Monte Cornizzolo (Insubric Curnisciöö) is a mountain situated between the province of Como and the province of Lecco, Lombardy, northern Italy, particularly in the territory of the village of Canzo.

The peak reaches 1,241 metres in altitude. It houses the Maria Consigliere hut, open every Sunday throughout the year, at 1,100 metres above sea level. Mount Cornizzolo is well known amongst hang gliding and paragliding fans, because it has got a launch camp available almost all year.

An element of historical interest is the Abbey of San Pietro al Monte, an 11th-century building which is located in a little valley on the mountain. It's a holy mountain, seat of Pre-Celtic (e.g. the Coppelle: cult of Water), Celtic (e.g. the Cepp da l'Angua: cult of Anguana), Roman (e.g. the Fons Sacer: cult of Mars) and Christian worships.

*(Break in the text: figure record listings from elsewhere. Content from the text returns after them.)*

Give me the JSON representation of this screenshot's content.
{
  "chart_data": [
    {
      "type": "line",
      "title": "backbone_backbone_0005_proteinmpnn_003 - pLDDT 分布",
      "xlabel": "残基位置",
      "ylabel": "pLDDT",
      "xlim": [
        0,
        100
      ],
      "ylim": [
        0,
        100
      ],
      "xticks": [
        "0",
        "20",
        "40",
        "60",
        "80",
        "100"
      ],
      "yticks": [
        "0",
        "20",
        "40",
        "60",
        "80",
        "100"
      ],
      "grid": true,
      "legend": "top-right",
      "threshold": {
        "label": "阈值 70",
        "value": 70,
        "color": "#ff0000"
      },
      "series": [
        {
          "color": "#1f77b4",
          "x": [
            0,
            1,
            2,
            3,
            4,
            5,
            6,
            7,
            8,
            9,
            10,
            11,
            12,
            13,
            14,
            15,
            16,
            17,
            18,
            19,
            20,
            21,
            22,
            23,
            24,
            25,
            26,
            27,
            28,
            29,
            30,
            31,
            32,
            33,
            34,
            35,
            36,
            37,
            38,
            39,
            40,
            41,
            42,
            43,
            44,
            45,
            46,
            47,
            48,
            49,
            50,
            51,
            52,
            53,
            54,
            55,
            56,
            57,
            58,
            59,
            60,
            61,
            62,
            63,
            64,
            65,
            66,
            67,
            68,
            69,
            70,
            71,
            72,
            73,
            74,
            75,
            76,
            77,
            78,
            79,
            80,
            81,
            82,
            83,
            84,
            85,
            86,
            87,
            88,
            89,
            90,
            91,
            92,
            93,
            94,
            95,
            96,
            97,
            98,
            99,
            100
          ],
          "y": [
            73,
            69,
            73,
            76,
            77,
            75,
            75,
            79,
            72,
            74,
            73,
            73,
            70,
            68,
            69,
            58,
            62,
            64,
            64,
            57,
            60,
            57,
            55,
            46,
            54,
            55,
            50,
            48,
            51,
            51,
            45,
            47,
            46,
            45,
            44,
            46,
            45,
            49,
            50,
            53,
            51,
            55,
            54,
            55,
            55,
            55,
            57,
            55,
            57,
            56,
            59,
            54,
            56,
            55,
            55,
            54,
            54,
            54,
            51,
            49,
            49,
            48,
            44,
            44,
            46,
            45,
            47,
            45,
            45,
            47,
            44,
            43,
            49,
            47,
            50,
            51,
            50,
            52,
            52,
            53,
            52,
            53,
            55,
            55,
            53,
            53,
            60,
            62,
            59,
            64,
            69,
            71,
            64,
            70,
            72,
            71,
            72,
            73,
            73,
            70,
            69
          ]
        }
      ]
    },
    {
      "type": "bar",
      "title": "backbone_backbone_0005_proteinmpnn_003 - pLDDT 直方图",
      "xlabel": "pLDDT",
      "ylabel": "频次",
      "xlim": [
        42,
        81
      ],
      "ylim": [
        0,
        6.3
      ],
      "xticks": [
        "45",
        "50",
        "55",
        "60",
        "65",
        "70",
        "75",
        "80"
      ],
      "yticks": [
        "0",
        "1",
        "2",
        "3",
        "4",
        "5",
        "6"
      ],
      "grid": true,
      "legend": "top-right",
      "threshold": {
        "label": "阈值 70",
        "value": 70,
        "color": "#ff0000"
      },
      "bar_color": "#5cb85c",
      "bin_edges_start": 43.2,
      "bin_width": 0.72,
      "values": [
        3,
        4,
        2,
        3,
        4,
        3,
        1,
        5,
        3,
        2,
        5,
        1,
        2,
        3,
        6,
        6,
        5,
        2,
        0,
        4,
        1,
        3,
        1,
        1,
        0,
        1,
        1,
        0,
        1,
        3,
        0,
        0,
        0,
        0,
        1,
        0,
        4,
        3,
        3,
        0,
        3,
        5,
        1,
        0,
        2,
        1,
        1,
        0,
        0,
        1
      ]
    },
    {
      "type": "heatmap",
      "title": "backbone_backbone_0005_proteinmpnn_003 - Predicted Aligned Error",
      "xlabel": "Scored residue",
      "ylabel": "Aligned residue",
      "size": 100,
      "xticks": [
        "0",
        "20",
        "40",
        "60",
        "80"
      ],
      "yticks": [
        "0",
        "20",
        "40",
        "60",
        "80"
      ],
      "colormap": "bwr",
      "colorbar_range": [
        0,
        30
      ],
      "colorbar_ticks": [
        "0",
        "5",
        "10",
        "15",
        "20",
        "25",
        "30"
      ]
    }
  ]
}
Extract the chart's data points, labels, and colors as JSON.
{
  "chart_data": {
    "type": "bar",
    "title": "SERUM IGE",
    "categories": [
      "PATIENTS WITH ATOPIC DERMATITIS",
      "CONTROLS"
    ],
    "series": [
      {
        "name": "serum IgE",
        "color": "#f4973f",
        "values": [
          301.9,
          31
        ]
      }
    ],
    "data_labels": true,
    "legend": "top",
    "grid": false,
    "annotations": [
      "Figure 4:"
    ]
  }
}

There are, at the foot of the mountain: the Shrine of Saint Miro, the Chapel of Saint Michael at Lazzaretto, the Chapel of Our Lady of the Seven Sorrows, La Santa, the Church of Saint Francis, the Church of the Saints Vitus and Modest, the Monastery of Saint Calocero, the Church of Saint Nazarus, the Church of Saint Andrew at Isella, the Pilgrims' House, the Church of Saint Steven, the Chapel of Our Lady of Caravaggio, the Monastery of Barnabite Fathers, the Church of Saint Lorence, the Shrine of Our Lady of the Snow, the Church of the Holy Spirit, the Church of Saint Antony, the Church of Saint Martin, the Church of Saint Thomas, and many other religious buildings.

The company Holcim is going to add another quarry, next to the Abbey, destroying the 500 "casotte" traditional construction.